Pucks peitschen an die Banden. Stöcke knallen. Kufen kratzen. Dazwischen immer wieder Pfiffe. Ein normales Eishockey-Training von Jugendlichen in Weinfelden? Nicht ganz. Der Coach gibt seine Anweisungen auf Englisch, illustriert sie gleichzeitig auf einer Tafel, zeigt mehr als üblich selber vor. Denn auf dem Feld stehen unter anderem ukrainische Nachwuchssportler. Nicht nur Leistungsunterschiede gilt es hier zu nivellieren – auch Sprachbarrieren müssen überwunden werden.
Innerhalb von 36 Stunden haben wir ein Schulhaus geräumt, um Schlafplätze zu schaffen.
Ein Blick zurück: Vor rund sechs Wochen, kurz nach 22 Uhr, trifft ein Bus mit über 40 ukrainischen Kindern, Jugendlichen und deren Müttern in Kreuzlingen ein. Hinter ihnen liegt eine mehrtägige Reise von der slowakisch-ukrainischen Grenze über Budapest an den Bodensee.
Hier, auf dem Talent-Campus einer bilingualen Privatschule an der Kreuzlinger Grenze zu Konstanz, werden sie fürs Erste untergebracht. Matratzen, Lattenroste und Bettwäsche hat der Campus in Windeseile aufgetrieben. «Innerhalb von 36 Stunden haben wir ein Schulhaus geräumt, um Schlafplätze zu schaffen», sagt Gesamtleiter André Salamin.
Ukrainischer Lehrplan gibt Takt vor
Mittlerweile ist aus dem Not- ein Regelbetrieb geworden. Die meisten Geflüchteten leben nun in Wohnungen, trainieren regelmässig auf dem Eis. Jetzt wird auch wieder gepaukt. Der ukrainische Lehrplan gibt den Takt vor, auf der Schweizer Stundentafel stehen vor allem Deutsch und Englisch. Eine Übersetzerin hilft. Das Fazit von Nikita Kazantsev (16) nach Schultag 1: «Meine Kollegen und ich schätzen es sehr, hier zu sein. Das ist wirklich cool.»
Kazantsev, einer der wenigen Jugendlichen mit Englisch-Kenntnissen, ist aus besetztem Gebiet geflüchtet. «Mein Nachbar und sein jüngerer Sohn wurden durch Russen getötet.» Ein harter Schlag für ihn und seine Familie. «Meine Grosseltern und mein Vater sind noch immer in der Ukraine. Meine Mutter, mein jüngerer Bruder und ich sind in Sicherheit.»
Ohne Begleitung in die Schweiz gekommen ist derweil Artur Peresypkin (17). Täglich wird telefoniert. «Meine Eltern und Hockeyfreunde fehlen mir am meisten.» Aber er fühle sich wohl bei seiner Gastmutter, die ihn und einen Kollegen aufgenommen habe. «Sie ist sehr nett.»

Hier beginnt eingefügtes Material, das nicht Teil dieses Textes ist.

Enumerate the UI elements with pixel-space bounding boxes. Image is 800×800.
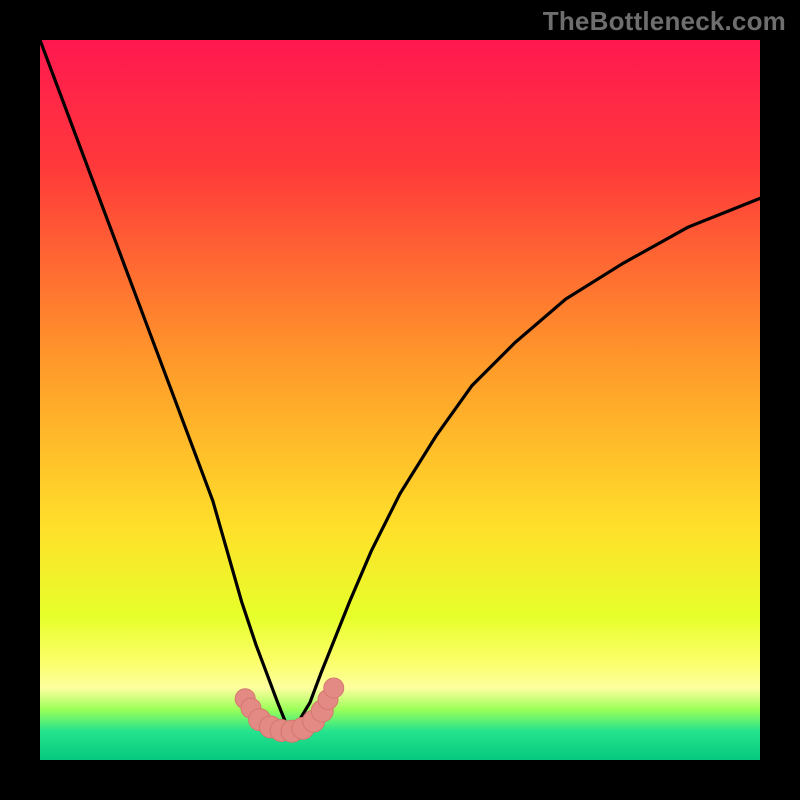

Dass Artur Peresypkin und Nikita Kazantsev sowie 21 weitere Nachwuchsspieler ausgerechnet im Thurgau gelandet sind, ist kein Zufall. Swiss Ice Hockey hatte eine entsprechende Anfrage des ukrainischen Hockeyverbands. Und der Talent-Campus bot Hand – nicht zuletzt aufgrund des Flüchtlingsprojekts «Coubertin meets Dunant». Swiss Olympic führte die beiden Parteien zusammen.
Wie lange die Kinder und Jugendlichen in der Schweiz bleiben, ist ungewiss. «Wir passen derzeit die Reglemente intern so an, dass wir sie auch nächste Saison in den Spielbetrieb integrieren können», sagt Patrick Bloch, Geschäftsführer des Schweizer Eishockeyverbands.
Ob die ukrainischen Gäste bei Saisonstart im August in bestehende Mannschaften integriert werden oder ob es ein separates Team geben wird, sei noch offen.
Artur Peresypkin und Nikita Kazantsev wären auch längerfristig einem Leben fern der Heimat nicht abgeneigt. Saubere Luft, schöne Berge, hilfsbereite Menschen – die ersten Eindrücke bringen Kazantsev ins Schwärmen. «Ich könnte mir vorstellen, auch in Zukunft hier Hockey zu spielen und in der Schweiz zu studieren.»
Peresypkin pflichtet bei. Hockey sei sein Leben, er setze alles daran, seinem grossen Traum ein Stück näherzukommen. «Ein Platz in der nordamerikanischen Eishockey-Profiliga NHL.»